2

So i have this code

FILE* file = fopen("file.txt", "r");
if(file == NULL)
{
    printf("Failed to open file.\n");
    return NULL;
}

fseek(file, 0L, SEEK_END);
long bufferSize = ftell(file);
fseek(file, 0L, SEEK_SET);

char* buffer = (char*) malloc(bufferSize);
if(buffer == NULL)
{
    printf("Failed to allocate memory for buffer.\n");
    return NULL;
}

fread(buffer, sizeof(char), bufferSize, file);
fclose(file);

This seems to work perfectly fine when printing to console with printf("%s", buffer) but i am wondering if this should be causing a buffer overflow or if its wrong since there seemingly isnt a null terminator character at the end. Lets assume that the file.txt has exactly 4 characters in it. When the bufferSize is calculated it will be a long with the value of 4. So when i am calling malloc(bufferSize) I am creating a buffer with a size of 4 bytes which does not account for a null terminator character. Everywhere i have seen examples of people reading an entire text file they use code like this but shouldnt this be creating a char* with the characters from the file without an ending null terminator character? should i be allocating this buffer using malloc(bufferSize + 1) and adding a null terminator character?

Teight
  • 37
  • 3
  • 2
    As you've correctly wondered, just using `printf` is not a good idea because you don't know whether a `\0` was read at all or not. So I would allocate `bufferSize+1` bytes and manually set `buffer[bufferSize] = 0`, then you can safely use `printf`. – Pablo Apr 03 '20 at 01:07
  • OT: regarding: `printf("Failed to open file.\n");` error messages should be output to `stderr`, not `stdout`. When the error indication is from a C library function should also output the text reason the system thinks the error occurred. Suggest: `perror( "Failed to open file." );` – user3629249 Apr 03 '20 at 02:02

2 Answers2

3

This seems to work perfectly fine when printing to console with printf("%s", buffer)
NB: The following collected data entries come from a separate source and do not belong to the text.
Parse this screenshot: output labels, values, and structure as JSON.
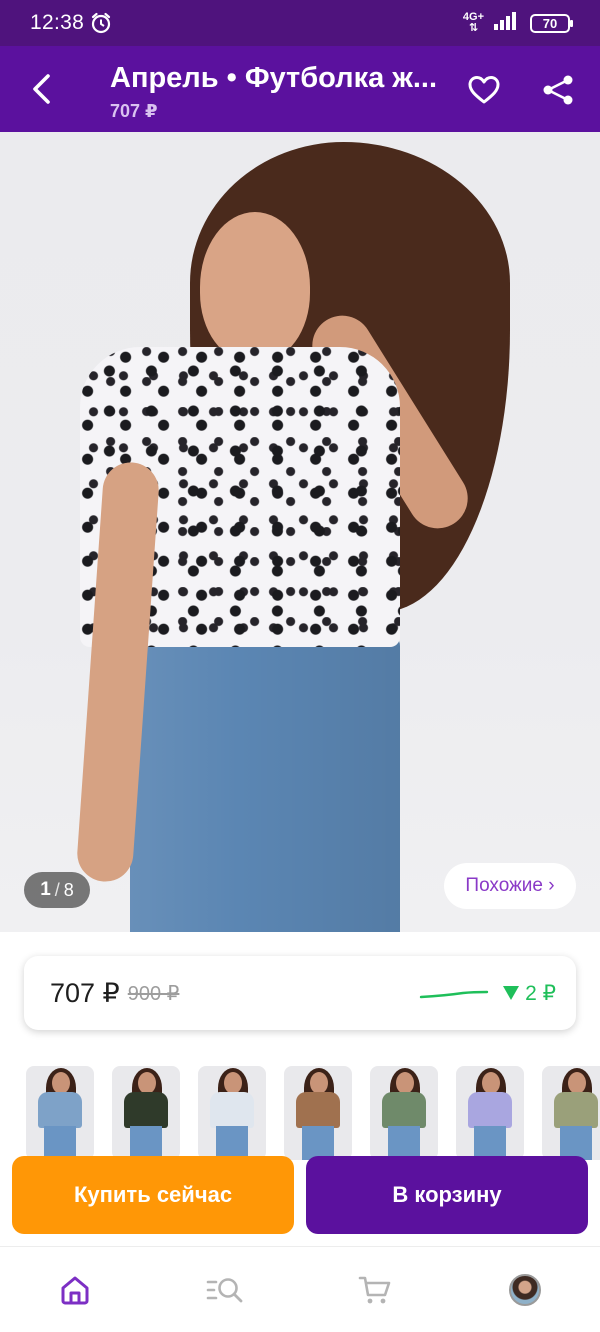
{
  "status_bar": {
    "time": "12:38",
    "network_top": "4G+",
    "network_bottom": "⇅",
    "battery": "70"
  },
  "header": {
    "title": "Апрель • Футболка ж...",
    "price": "707 ₽"
  },
  "gallery": {
    "current": "1",
    "separator": "/",
    "total": "8",
    "similar_label": "Похожие ›"
  },
  "price_card": {
    "current_price": "707 ₽",
    "old_price": "900 ₽",
    "trend_value": "2 ₽",
    "trend_color": "#1fbf5a"
  },
  "variants": [
    {
      "shirt_color": "#7ea2c8"
    },
    {
      "shirt_color": "#2f3a2a"
    },
    {
      "shirt_color": "#dfe6ee"
    },
    {
      "shirt_color": "#a0714f"
    },
    {
      "shirt_color": "#6f8a6a"
    },
    {
      "shirt_color": "#a9a6e0"
    },
    {
      "shirt_color": "#9aa07a"
    }
  ],
  "actions": {
    "buy_now": "Купить сейчас",
    "add_to_cart": "В корзину"
  },
  "bottom_nav": {
    "items": [
      {
        "icon": "home-icon",
        "active": true
      },
      {
        "icon": "catalog-search-icon",
        "active": false
      },
      {
        "icon": "cart-icon",
        "active": false
      },
      {
        "icon": "profile-avatar",
        "active": false
      }
    ]
  },
  "colors": {
    "status_bar": "#4f137d",
    "header": "#5b119e",
    "accent_orange": "#ff9706",
    "accent_purple": "#5b119e",
    "similar_text": "#8a39c7"
  }
}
Seem to working perfectly fine is a perfect manifestation of undefined behavior.

should i be allocating this buffer using malloc(bufferSize + 1) and adding a null terminator character?

If you wish to use %s printf format specifier with the pointer to a consecutive bytes of printable characters, these bytes need to be terminated with a zero byte. Or the other way, %s printf format specifier needs a zero terminated sequence of bytes. Otherwise, undefined behavior happens.

So:

  • Your input file contains a zero byte, so that %s stops outputting there.
  • You need to supply a zero terminating byte by yourself, to make sure that %s knows where to stop.
  • Or you can iterate over the bytes yourself for (...) { printf("%c", buffer[i]); } or (assuming bufferSize is lower then INT_MAX, so probably is) just tell printf when to stop by specifying the precision of the format specifier, like: printf("%.*s", (int)bufferSize, buffer);

or undefined behavior will happen.

KamilCuk
  • 120,984
  • 8
  • 59
  • 111
  • What about allocating 1 extra byte for that null terminator but using `calloc()` to initialize it all to 0? – NTDLS Apr 03 '20 at 02:35
  • 1
    Its not entirely the same. It's somewhat less efficient as it is initializing bytes that are likely about to be written anyway. Then there's the fact that it reduces the line count by 1 since you don't require `n[sz-1] = '\0';` That last part is my fav because it makes code more readable and as a practice makes code safer. IMHO – NTDLS Apr 03 '20 at 04:26
-1

Depending upon the size of buffer you allocate and the size of the allocation unit your OS provides, there are often extra bytes at the end of the allocation. Which means that depending how you later use the memory, an exact buffer allocation may lead to fail, or there may be spare byte(s) at the end of the allocation, which your fread() would not overwrite. The result? You may test your program with files that have serendipitous sizes, but programs may fail intermittently once shipped.

Quick fix? Always allocate a bit more space at the end of your buffer - depending upon how your program interprets the bytes (char, short, int, long, long long, struct).

Note that the size of the allocation unit is less likely to save you if the string is nested in a struct, where struct elements are snuggled close together. But odd sized strings would still have spare space, depending upon compiler flags.

Note that your specific usage is finding the end of the file, and slurping the entire file into memory. Likely your OS provides memory in 16, 32, or 64 byte chunks. Which means that you have 1/16, 1/32, or 1/64 chance of accidentally strolling off the end of your allocated buffer.

Suggestions: (0) Always allocate extra padding, to cushion running into walls. (1) Consider using fstat() rather than ftell()? (2) Consider memory mapping the file, rather than using malloc/free and fread.

ChuckCottrill
  • 4,360
  • 2
  • 24
  • 42